Abstimmungen vom 14. Juni 2015

Geldadel gewinnt die Schlacht – Kampf für Benachteiligte geht weiter

Die Grünen bedauern den Ausgang der heutigen Abstimmung. Studieren ist weiterhin ein Glücksspiel, bei dem jene verlieren, die im falschen Kanton oder in einem Haushalt mit tiefem Einkommen aufwachsen. Mit dem Nein zur Erbschaftssteuerreform wurde die Chance verpasst, die AHV langfristig zu sichern. Die Grünen werden sich nun für die Initiative AHVplus engagieren. Erfreulich ist dagegen das Abstimmungsergebnis im Tessin. Die Bevölkerung hat Ja gesagt zur Mindestlohninitiative der Grünen.

Die Grünen freuen sich über die Annahme des revidierten Radio- und TV-Gesetzes. Die Bevölkerung hat trotz der irreführenden und geschmacklosen Nein-Kampagne verstanden: Es brauchte eine Vereinfachung des Gebührensystems. Die Grünen begrüssen auch, dass die Revision die privaten, regional verankerten Radio- und TV-Stationen stärkt.

Die Grünen begrüssen die Annahme des Bundesbeschlusses zur Präimplantations-Diagnostik (PID). Damit wird die verfassungsrechtliche Voraussetzung für die Zulassung in der Schweiz geschaffen. Mit der Zulassung der Präimplantationsdiagnostik wird der Fortpflanzungstourismus in andere Länder eingedämmt und es gibt endlich eine Alternative zur Pränatal-Diagnostik bei schweren Erbkrankheiten.

Die Grünen bedauern das Nein zur Stipendieninitiative. Sie fordern weiterhin, dass Stipendien einen minimalen Lebensstandard gewährleisten und nicht davon abhängen, aus welchem Kanton eine Studentin oder ein Student kommt. Die Grünen erwarten deshalb von den Kantonen, die in Aussicht gestellte Harmonisierung des Stipendienwesen zügig an die Hand zu nehmen. Sie werden entsprechende Vorstösse einreichen.

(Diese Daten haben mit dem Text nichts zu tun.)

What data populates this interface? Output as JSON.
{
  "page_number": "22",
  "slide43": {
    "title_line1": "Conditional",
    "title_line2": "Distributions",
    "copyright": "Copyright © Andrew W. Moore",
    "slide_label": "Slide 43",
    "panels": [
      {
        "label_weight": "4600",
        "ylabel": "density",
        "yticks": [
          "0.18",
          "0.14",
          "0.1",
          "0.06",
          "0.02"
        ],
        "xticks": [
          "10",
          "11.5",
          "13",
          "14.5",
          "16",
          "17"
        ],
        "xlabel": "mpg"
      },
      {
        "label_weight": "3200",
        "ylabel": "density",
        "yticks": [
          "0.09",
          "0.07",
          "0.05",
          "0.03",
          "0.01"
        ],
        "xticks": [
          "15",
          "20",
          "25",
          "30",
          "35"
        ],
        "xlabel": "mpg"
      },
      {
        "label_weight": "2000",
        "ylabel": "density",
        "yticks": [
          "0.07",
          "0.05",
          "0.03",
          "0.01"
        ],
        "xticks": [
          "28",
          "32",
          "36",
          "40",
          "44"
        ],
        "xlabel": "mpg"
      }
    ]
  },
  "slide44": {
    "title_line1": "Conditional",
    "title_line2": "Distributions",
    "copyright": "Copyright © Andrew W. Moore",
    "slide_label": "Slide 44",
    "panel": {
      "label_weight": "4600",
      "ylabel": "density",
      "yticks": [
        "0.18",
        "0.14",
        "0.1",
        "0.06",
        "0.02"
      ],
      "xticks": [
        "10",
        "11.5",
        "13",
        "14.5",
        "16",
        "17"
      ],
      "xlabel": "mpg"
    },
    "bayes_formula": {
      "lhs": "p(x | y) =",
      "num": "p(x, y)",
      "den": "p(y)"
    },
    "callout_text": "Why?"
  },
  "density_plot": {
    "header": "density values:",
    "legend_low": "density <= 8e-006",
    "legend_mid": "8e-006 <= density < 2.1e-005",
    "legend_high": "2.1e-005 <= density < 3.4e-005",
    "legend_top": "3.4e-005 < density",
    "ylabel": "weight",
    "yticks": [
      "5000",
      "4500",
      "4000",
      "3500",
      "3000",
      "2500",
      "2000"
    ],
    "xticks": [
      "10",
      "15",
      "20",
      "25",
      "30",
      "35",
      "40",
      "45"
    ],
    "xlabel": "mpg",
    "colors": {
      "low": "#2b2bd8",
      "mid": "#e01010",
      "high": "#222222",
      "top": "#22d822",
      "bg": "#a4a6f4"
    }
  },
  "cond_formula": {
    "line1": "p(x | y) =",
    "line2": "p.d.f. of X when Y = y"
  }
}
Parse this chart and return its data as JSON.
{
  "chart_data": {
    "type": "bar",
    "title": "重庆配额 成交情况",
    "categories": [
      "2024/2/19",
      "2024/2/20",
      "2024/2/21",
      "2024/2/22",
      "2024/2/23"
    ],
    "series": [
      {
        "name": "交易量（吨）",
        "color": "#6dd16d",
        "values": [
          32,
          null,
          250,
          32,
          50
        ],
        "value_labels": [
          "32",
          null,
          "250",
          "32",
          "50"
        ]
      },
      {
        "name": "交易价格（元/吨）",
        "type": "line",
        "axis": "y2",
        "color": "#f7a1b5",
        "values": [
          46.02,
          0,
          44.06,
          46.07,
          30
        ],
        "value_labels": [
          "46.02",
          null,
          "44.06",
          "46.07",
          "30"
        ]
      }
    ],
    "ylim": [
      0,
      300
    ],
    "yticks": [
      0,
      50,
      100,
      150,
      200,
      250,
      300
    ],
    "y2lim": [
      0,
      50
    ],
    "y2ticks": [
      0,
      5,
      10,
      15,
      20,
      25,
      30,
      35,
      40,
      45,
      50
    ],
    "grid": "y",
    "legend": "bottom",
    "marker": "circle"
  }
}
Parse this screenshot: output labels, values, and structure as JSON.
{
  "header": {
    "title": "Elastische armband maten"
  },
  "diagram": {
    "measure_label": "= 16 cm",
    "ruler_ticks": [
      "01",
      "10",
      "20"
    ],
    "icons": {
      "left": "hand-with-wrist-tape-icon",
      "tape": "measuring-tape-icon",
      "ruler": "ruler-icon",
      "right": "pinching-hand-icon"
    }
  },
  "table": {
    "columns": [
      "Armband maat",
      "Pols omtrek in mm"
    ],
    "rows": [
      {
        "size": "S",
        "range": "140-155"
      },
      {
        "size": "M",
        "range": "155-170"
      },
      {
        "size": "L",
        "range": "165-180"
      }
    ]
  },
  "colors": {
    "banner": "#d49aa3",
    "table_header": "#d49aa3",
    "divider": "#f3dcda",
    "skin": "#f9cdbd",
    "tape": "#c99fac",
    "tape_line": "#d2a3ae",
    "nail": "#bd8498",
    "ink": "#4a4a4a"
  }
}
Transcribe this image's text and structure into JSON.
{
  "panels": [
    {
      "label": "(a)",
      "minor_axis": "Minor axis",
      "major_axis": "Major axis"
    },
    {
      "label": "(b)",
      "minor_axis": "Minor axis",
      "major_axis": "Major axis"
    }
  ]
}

Enttäuscht sind die Grünen auch von der Ablehnung der Erbschaftssteuerreform. Die von den Bürgerlichen hoch gehaltenen liberalen Werte Chancengleichheit und persönliche Leistung hatten im Abstimmungskampf keine Bedeutung mehr. Den Gegnern ging es nur um Besitzstandwahrung. Dies ist ihnen auch mit dem unlauteren Argument gelungen, dass ein Ja Arbeitsplätze und KMU gefährdet hätte. Der Initiativtext verlangt aber ausdrücklich die Sicherung von Familienunternehmen und deren Arbeitsplätze. Die Erbschaftssteuer bleibt bundesweit genauso ungeregelt wie die Stipendien. Für die Grünen ist dies ein Angriff auf das verfassungsmässige Gleichheitsgebot.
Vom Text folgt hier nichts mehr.